According to recently released data from the Nigerian Stock Exchange (NSE) on domestic and foreign investor participation for March 2020, total value of transactions executed at the local bourse increased by 64% m/m to N242.9bn in March from N148.5bn in February.

The breakdown of the data revealed that the growth in the value of transactions was largely driven by domestic investors (up 72% m/m) compared to their foreign counterparts (up 54% m/m). Interestingly, inflows (N98.3bn) outpaced outflows (N34.4bn), resulting in a net inflow of N63.9bn which is an increase of 1.9x m/m.

Foreign inflows grew 19% m/m to N22.5bn, while foreign outflows grew at a faster pace, up 68% m/m to N87.7bn. Consequently, net outflows spiked from N33.4bn in February to N65.2bn in March, the highest since May 2018.

We believe the intensified sell-off by foreign investors was due to the elevated global risk aversion for EM/FM assets, trigggered by the outbreak of the global pandemic.

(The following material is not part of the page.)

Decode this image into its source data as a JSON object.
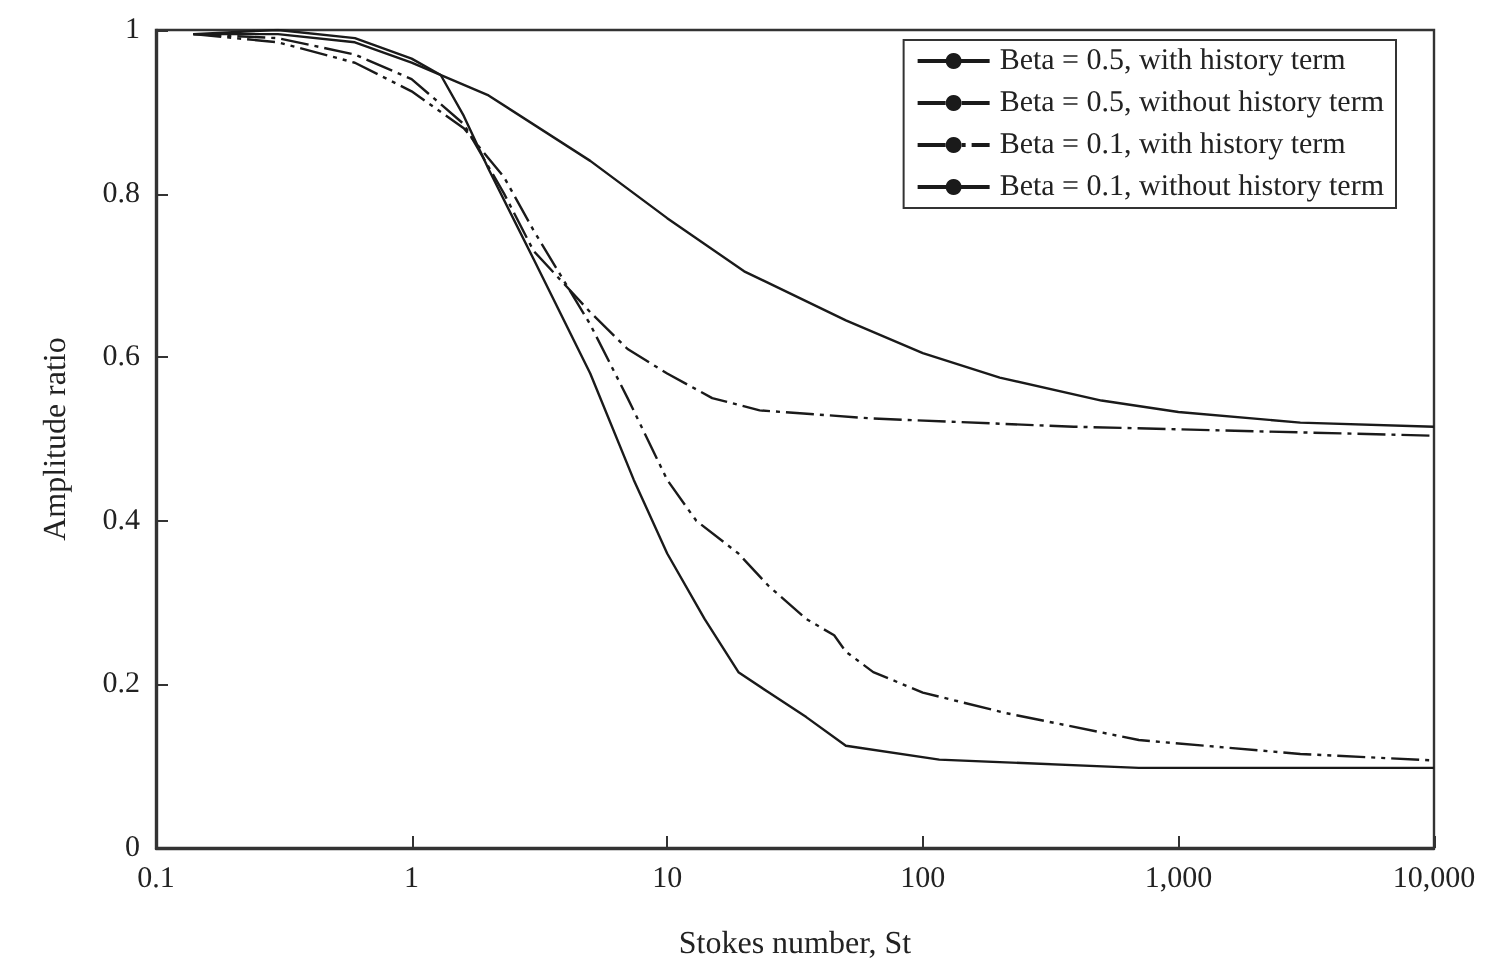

The selldown by foreign investors is consistent with the broadly bearish trend in the month of March, as the NSE All Share Index shed 19%.

The sell off by foreign investors pushed the share prices of major bellwethers to historic lows, providing an attractive entry point.

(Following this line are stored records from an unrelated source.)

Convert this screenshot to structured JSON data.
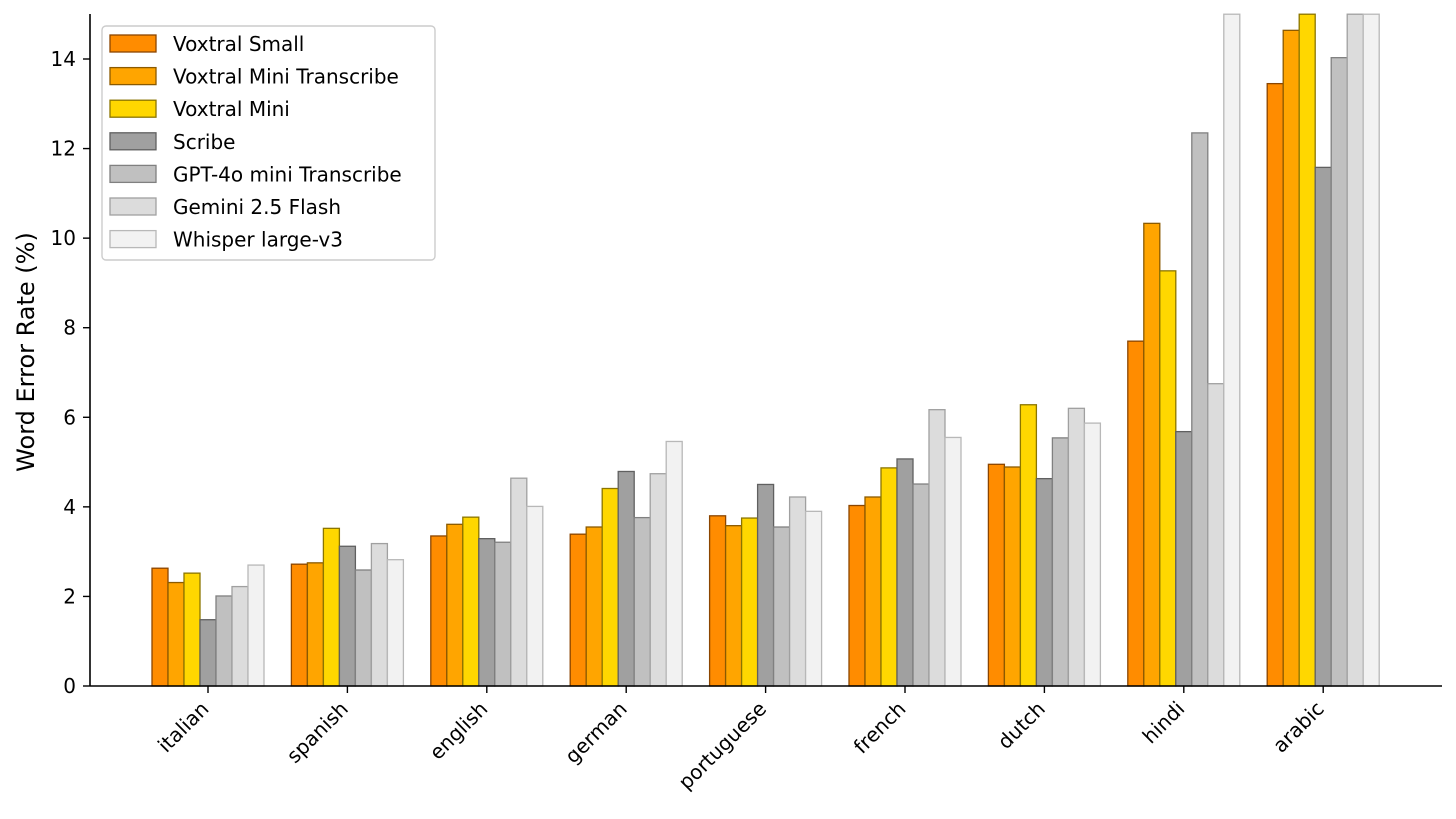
{
  "chart_data": {
    "type": "bar",
    "xlabel": "",
    "ylabel": "Word Error Rate (%)",
    "ylim": [
      0,
      15
    ],
    "yticks": [
      0,
      2,
      4,
      6,
      8,
      10,
      12,
      14
    ],
    "grid": false,
    "legend_position": "top-left",
    "categories": [
      "italian",
      "spanish",
      "english",
      "german",
      "portuguese",
      "french",
      "dutch",
      "hindi",
      "arabic"
    ],
    "series": [
      {
        "name": "Voxtral Small",
        "color": "#ff8c00",
        "edge": "#8b4500",
        "values": [
          2.63,
          2.72,
          3.35,
          3.39,
          3.8,
          4.03,
          4.95,
          7.7,
          13.45
        ]
      },
      {
        "name": "Voxtral Mini Transcribe",
        "color": "#ffa500",
        "edge": "#8b5a00",
        "values": [
          2.31,
          2.75,
          3.61,
          3.55,
          3.58,
          4.22,
          4.89,
          10.33,
          14.64
        ]
      },
      {
        "name": "Voxtral Mini",
        "color": "#ffd700",
        "edge": "#8b7500",
        "values": [
          2.52,
          3.52,
          3.77,
          4.41,
          3.75,
          4.87,
          6.28,
          9.27,
          15.5
        ]
      },
      {
        "name": "Scribe",
        "color": "#a0a0a0",
        "edge": "#606060",
        "values": [
          1.48,
          3.12,
          3.29,
          4.79,
          4.5,
          5.07,
          4.63,
          5.68,
          11.58
        ]
      },
      {
        "name": "GPT-4o mini Transcribe",
        "color": "#c0c0c0",
        "edge": "#808080",
        "values": [
          2.01,
          2.59,
          3.21,
          3.76,
          3.55,
          4.51,
          5.54,
          12.35,
          14.03
        ]
      },
      {
        "name": "Gemini 2.5 Flash",
        "color": "#dcdcdc",
        "edge": "#a0a0a0",
        "values": [
          2.22,
          3.18,
          4.64,
          4.74,
          4.22,
          6.17,
          6.2,
          6.75,
          15.5
        ]
      },
      {
        "name": "Whisper large-v3",
        "color": "#f2f2f2",
        "edge": "#b8b8b8",
        "values": [
          2.7,
          2.82,
          4.01,
          5.46,
          3.9,
          5.55,
          5.87,
          15.5,
          15.5
        ]
      }
    ]
  }
}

Hence, we think the surge in net inflows from domestic investors in the month was purely driven by cheap valuations amidst elevated system liquidity driven by maturities from OMO bills and low yields on fixed income securities.

In the short to medium term, we expect this trend from domestic investors to persist, given the dislocation in the fixed income markets due to the heterodox policies adopted by the CBN.

On the other hand, although we began to see increased level of foreign investor participation in April, we believe this was driven by the inability of many foreign investors to get dollars for repatriation, forcing some to reinvest their funds.

We generally expect foreign investors’ interest to remain weak, owing to increased macroeconomic fragilities concerns on stability of the currency, amidst heightened uncertainties on the regulatory landscape in the banking sector.